Eine schräge Hochzeit zum Neuwarmbüchener Dorffest

Ausgelassene und ungewöhnliche Hochzeitsgesellschaft: Ernie und Bert lassen sich feiern. (Foto: Svenja Steinseifer)

Dorffest Neuwarmbüchen im Zeichen der Sesamstraße

NEUWARMBÜCHEN (svs). Sie sind eines der kultigsten Pärchen Deutschlands: Ernie und Bert, wohnhaft Sesamstraße. Anlässlich des Dorffestes haben sich die beiden Kinder-Helden nun endlich getraut – mit der ganzen Kirche im Schlepptau lassen sich Ernie und Bert feiern – frisch verheiratet!
„Tiffy ist eine Figur der deutschen Sesamstraße“, verrät Ingo Gesenhues, Pressewart des FC Neuwarmbüchens „genau wie Samson.“ Deshalb fehlen die beiden auf dem Festwagen, auf dem Oscar mitsamt seiner Tonne, Elmo, Kermit und das Krümelmonster ausgelassen die Hochzeit von Ernie und Bert feiern.
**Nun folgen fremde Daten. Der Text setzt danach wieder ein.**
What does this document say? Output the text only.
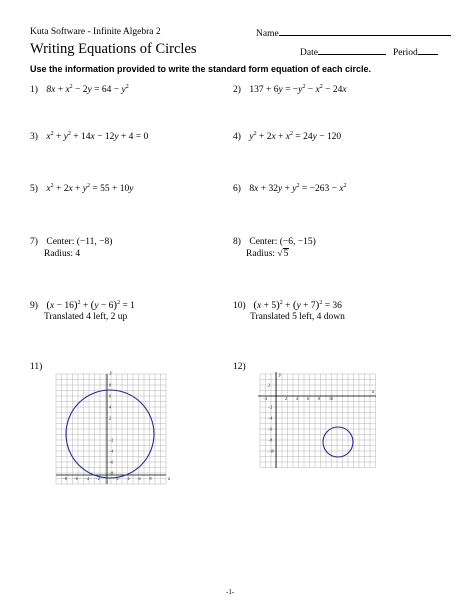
Kuta Software - Infinite Algebra 2	Name
Writing Equations of Circles	Date	Period
Use the information provided to write the standard form equation of each circle.
1) $8x + x^2 - 2y = 64 - y^2$	2) $137 + 6y = -y^2 - x^2 - 24x$
3) $x^2 + y^2 + 14x - 12y + 4 = 0$	4) $y^2 + 2x + x^2 = 24y - 120$
5) $x^2 + 2x + y^2 = 55 + 10y$	6) $8x + 32y + y^2 = -263 - x^2$
7) Center: (−11, −8)
Radius: 4
8) Center: (−6, −15)
Radius: √5
9) $(x - 16)^2 + (y - 6)^2 = 1$
Translated 4 left, 2 up
10) $(x + 5)^2 + (y + 7)^2 = 36$
Translated 5 left, 4 down
11)	12)
−8 −6 −4 −2	2 4 6 8
8
6
4
2
−2
−4
−6
−8
x
y
−2	2 4 6 8 10
2
−2
−4
−6
−8
−10
x
y
-1-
Am vergangenen Samstag zogen die Neuwarmbüchener Vereine im Rahmen des Dorffestes mit kunterbunten Festwagen durch das Dorf.
„Zwei bis drei Monate haben wir an dem Festwagen gebaut“, verrät Lars „Speedy“, „er ist komplett aus Holz und teilweise tapeziert.“ Dabei heraus gekommen ist eine liebevoll gestaltete, komplette und detailgetreue Kirche für die schräge Hochzeit der beiden gegensätzlichen Kult-Figuren. Und dabei hat sogar der im Fernsehen griesgrämige Oskar gute Laune.
Für echtes Sesamstraßen-Feeling dröhnen Kult-Songs wie „Mana Mana“ und „Wer Wie Was“ aus den Boxen. Blumige Zeiten sind im Wagen davor angebrochen – Flower-Power pur, das Motto der Damen des FC Neuwarmbüchen. „Make love, not war“, verkündet das Stoffbanner auf dem Festwagen. Während des Umzuges lassen die Flower-Power Mädels zwischen Wassereis und Bonbons auch ein paar Blumen regnen.
Dass der Wetterhahn der Kirche von Ernie und Bert mittlerweile auf der Strecke geblieben ist, tut der allgemein guten Stimmung keinen Abbruch. „Es ist schon toll, was die Vereine sich jedes Jahr so einfallen lassen“, freut sich ein Feuerwehrmann. Mittlerweile ist der Festumzug an der Zwischenstation des Vereins für „Fitness und Gesundheit“ angekommen, wo es garantiert nur alkoholfreie Erfrischungen gibt.
Gemeinsam mit der Tanzsparte des FC Neuwarmbüchen, dem Männergesangverein MGV „Immergrün“, der Jugendfeuerwehr, der Schallmeienkapelle FF Erxleben und dem Neuwarmbüchener Schützenverein schlängelt sich der Umzug weiter Richtung Festplatz Rothenfeld.
Auch nach der Rückkehr auf dem Festplatz sorgt das Sesamstraßen-Team für Aufsehen. „Die Köpfe sind aus Styropor und alle selbst gemacht“, sagt Gesenhues alias „Bert“. Etwa vier Wochen lang wurde an den lustigen Figuren gebastelt. „Letztes Jahr kursierten Gerüchte über die Heirat der Beiden“, verrät der Pressewart, „und jetzt outen wir uns einfach.“
Und das Motto des nächsten Jahres? „Darüber haben wir noch nicht nachgedacht“, sagt „Speedy“. Noch gut im Gedächtnis geblieben ist ihm die „Black Pearl“, die schwarze Perle des letzten Jahres. „Die zu toppen wird nicht leicht sein“, sagt er. Aber unterkriegen lassen will er sich nicht. Und wie es sich für den windigen Händler „Schlemihl“ gehört, trägt er einen ganz bestimmten Buchstaben in der Innenseite seines Mantels. Vielleicht möchte jemand ein „A“ kaufen? Mana mana.